Eine Argumentation wie im Themenstart mit der Apple-Aktie findet man häufig.
Hier wird suggeriert, dass Ansteigen des Kurses wäre eine Selbstverständlichkeit. Das ist genauso sinnvoll, wie anzunehmen, wenn zehnmal hintereinander beim Roulette "Rot" gefallen ist, dann wird das beim elften Mal auch schon so sein.
Das einige Aktienkurse scheinbar chaotisch an- und absteigen, während andere lange Zeit fast kontinuierlich ansteigen (und dann ggf. relativ schlagartig einbrechen), hat m.E. mit unterschiedlichen Geschäftsmodellen und Marktsituationen zu tun.
Nehmen wir an, Firma X operiert in einem dynamisch wachsenden technologiebasierten Markt als Marktführer.
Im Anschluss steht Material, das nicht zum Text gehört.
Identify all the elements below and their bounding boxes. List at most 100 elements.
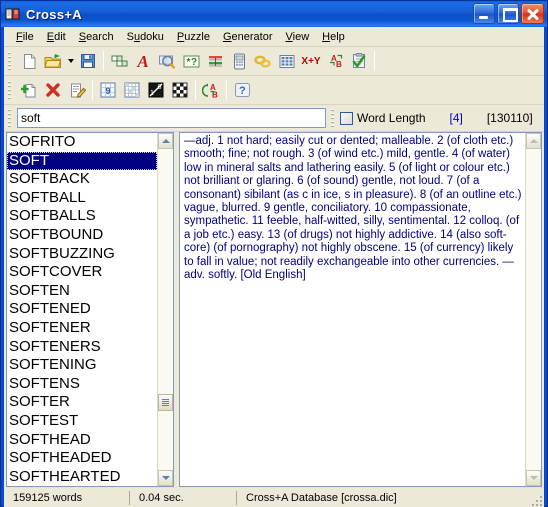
scroll-thumb-grip-icon bbox=[162, 399, 169, 406]
cryptogram-icon[interactable] bbox=[227, 50, 251, 73]
close-button[interactable] bbox=[521, 3, 544, 24]
math-xy-label: X+Y bbox=[301, 55, 321, 67]
word-length-grip[interactable] bbox=[330, 107, 337, 129]
word-list[interactable]: SOFRITO SOFT SOFTBACK SOFTBALL SOFTBALLS SOFT… bbox=[7, 133, 157, 486]
list-item[interactable]: SOFTBALL bbox=[7, 189, 157, 208]
toolbar2-separator bbox=[92, 80, 93, 100]
definition-text: —adj. 1 not hard; easily cut or dented; … bbox=[184, 135, 522, 282]
list-item[interactable]: SOFTEN bbox=[7, 282, 157, 301]
minimize-button[interactable] bbox=[473, 3, 495, 24]
list-item[interactable]: SOFTBALLS bbox=[7, 207, 157, 226]
search-bar-grip[interactable] bbox=[7, 107, 14, 129]
crossword-grid-icon[interactable] bbox=[107, 50, 131, 73]
menu-generator[interactable]: Generator bbox=[217, 29, 280, 45]
checklist-icon[interactable] bbox=[347, 50, 371, 73]
menu-view[interactable]: View bbox=[280, 29, 317, 45]
search-bar: Word Length [4] [130110] bbox=[4, 105, 544, 132]
definition-scroll-up-button[interactable] bbox=[526, 133, 541, 149]
menu-help[interactable]: Help bbox=[316, 29, 352, 45]
definition-scrollbar[interactable] bbox=[525, 133, 541, 487]
word-list-scroll-thumb[interactable] bbox=[158, 394, 173, 411]
svg-text:6: 6 bbox=[158, 84, 162, 91]
delete-word-icon[interactable] bbox=[41, 79, 65, 102]
word-length-checkbox[interactable] bbox=[340, 111, 353, 125]
list-item[interactable]: SOFTER bbox=[7, 393, 157, 412]
menu-search[interactable]: Search bbox=[73, 29, 121, 45]
help-question-icon[interactable]: ? bbox=[230, 79, 254, 102]
definition-scroll-down-button[interactable] bbox=[526, 470, 541, 487]
list-item[interactable]: SOFT bbox=[7, 151, 157, 171]
application-window: Cross+A File Edit Search Sudoku Puzzle G… bbox=[0, 0, 548, 507]
add-word-icon[interactable] bbox=[17, 79, 41, 102]
maximize-button[interactable] bbox=[497, 3, 519, 24]
nonogram-icon[interactable] bbox=[168, 79, 192, 102]
open-folder-icon[interactable] bbox=[41, 50, 65, 73]
word-list-panel[interactable]: SOFRITO SOFT SOFTBACK SOFTBALL SOFTBALLS SOFT… bbox=[6, 132, 174, 488]
save-floppy-icon[interactable] bbox=[76, 50, 100, 73]
status-elapsed-time: 0.04 sec. bbox=[139, 491, 184, 504]
word-ladder-icon[interactable] bbox=[203, 50, 227, 73]
list-item[interactable]: SOFTHEARTED bbox=[7, 468, 157, 487]
wildcard-search-icon[interactable]: * ? bbox=[179, 50, 203, 73]
list-item[interactable]: SOFRITO bbox=[7, 133, 157, 152]
list-item[interactable]: SOFTENED bbox=[7, 300, 157, 319]
svg-text:*: * bbox=[186, 57, 190, 68]
status-database: Cross+A Database [crossa.dic] bbox=[246, 491, 397, 504]
word-list-scroll-down-button[interactable] bbox=[158, 470, 173, 487]
toolbar2-separator-2 bbox=[195, 80, 196, 100]
definition-panel[interactable]: —adj. 1 not hard; easily cut or dented; … bbox=[179, 132, 542, 488]
a-to-b-icon[interactable]: A B bbox=[199, 79, 223, 102]
svg-text:?: ? bbox=[239, 85, 246, 97]
kakurasu-icon[interactable]: 1 6 bbox=[144, 79, 168, 102]
total-count: [130110] bbox=[486, 111, 533, 125]
svg-text:?: ? bbox=[191, 57, 197, 68]
list-item[interactable]: SOFTBOUND bbox=[7, 226, 157, 245]
edit-word-icon[interactable] bbox=[65, 79, 89, 102]
toolbar-secondary: 9 1 6 A B ? bbox=[4, 76, 544, 105]
word-list-scrollbar[interactable] bbox=[157, 133, 173, 487]
math-xy-icon[interactable]: X+Y bbox=[299, 50, 323, 73]
search-input[interactable] bbox=[17, 108, 326, 128]
list-item[interactable]: SOFTCOVER bbox=[7, 263, 157, 282]
list-item[interactable]: SOFTBUZZING bbox=[7, 245, 157, 264]
svg-text:9: 9 bbox=[106, 86, 111, 96]
list-item[interactable]: SOFTENS bbox=[7, 375, 157, 394]
letter-substitution-icon[interactable]: A B bbox=[323, 50, 347, 73]
menu-file[interactable]: File bbox=[10, 29, 41, 45]
word-length-label: Word Length bbox=[357, 111, 426, 125]
list-item[interactable]: SOFTHEADED bbox=[7, 449, 157, 468]
status-bar: 159125 words 0.04 sec. Cross+A Database … bbox=[4, 487, 544, 507]
number-grid-icon[interactable] bbox=[275, 50, 299, 73]
toolbar-grip[interactable] bbox=[7, 50, 14, 72]
toolbar-grip-2[interactable] bbox=[7, 79, 14, 101]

Betrachten wir nun einen bestimmten Zeitabschnitt, etwa ein Quartal. In den meisten Fällen wird sich X behaupten können, wird mit dem Markt mitwachsen und dabei auch den eigenen Wert steigern. Es kann aber auch passieren, dass ein neuer Marktteilnehmer in Erscheinung tritt, der eine technisch bessere Lösung hat und Firma X an den Rand drängt. Es kann auch passieren, dass eine ganz neue Technologie Einzug hält und es X nicht gelingt sich darauf einzustellen. Das ist sehr unwahrscheinlich, dass das ausgerechnet "jetzt" passiert, aber wenn es passiert, dann verliert X massiv an Wert.
Dieser mögliche Wertverlust verhindert, dass der Kurs von X heute schon so hoch ist, wie er in einem Jahr _wahrscheinlich_ sein wird.
Anders sieht es bei Firma Y aus. Y operiert in einem stabilen Markt mit geringem Wachstum, ist eines von vielen konkurrierenden Unternehmen, ein großer Teil des Wertes von Y steckt in Produktionsmitteln (Maschinen, Fabriken, Anlagen, Immobilien usw.) Hier lenken die alltäglichen Nachrichten den Kurs mal hier hin, mal dahin. Sehr wahrscheinlich eintretende (hohe) Gewinne sind zwar nicht in Aussicht, aber dafür ist auch die Gefahr eines Komplett-Absturzes nahezu Null. Ein Konkurrent, der alle anderen hinwegfegt, kann gar nicht von heute auf morgen auftauchen, weil die nötigen Produktionskapazitäten nicht so schnell aus dem Boden gestampft werden können.
Kurz gesagt:
Die erwartete(!) Wertsteigerung kann auch dann 0 sein, wenn die Wahrscheinlichkeit für eine positive Wertentwicklung sehr hoch ist.
Darüber hinaus liegt es in der Natur der Sache, dass der Focus des Interesses nicht bei den Firmen liegt, die den großen Zusammenbruch schon durchgemacht haben. Um mal in Deutschland zu bleiben - Wer spricht denn heute noch über Intershop?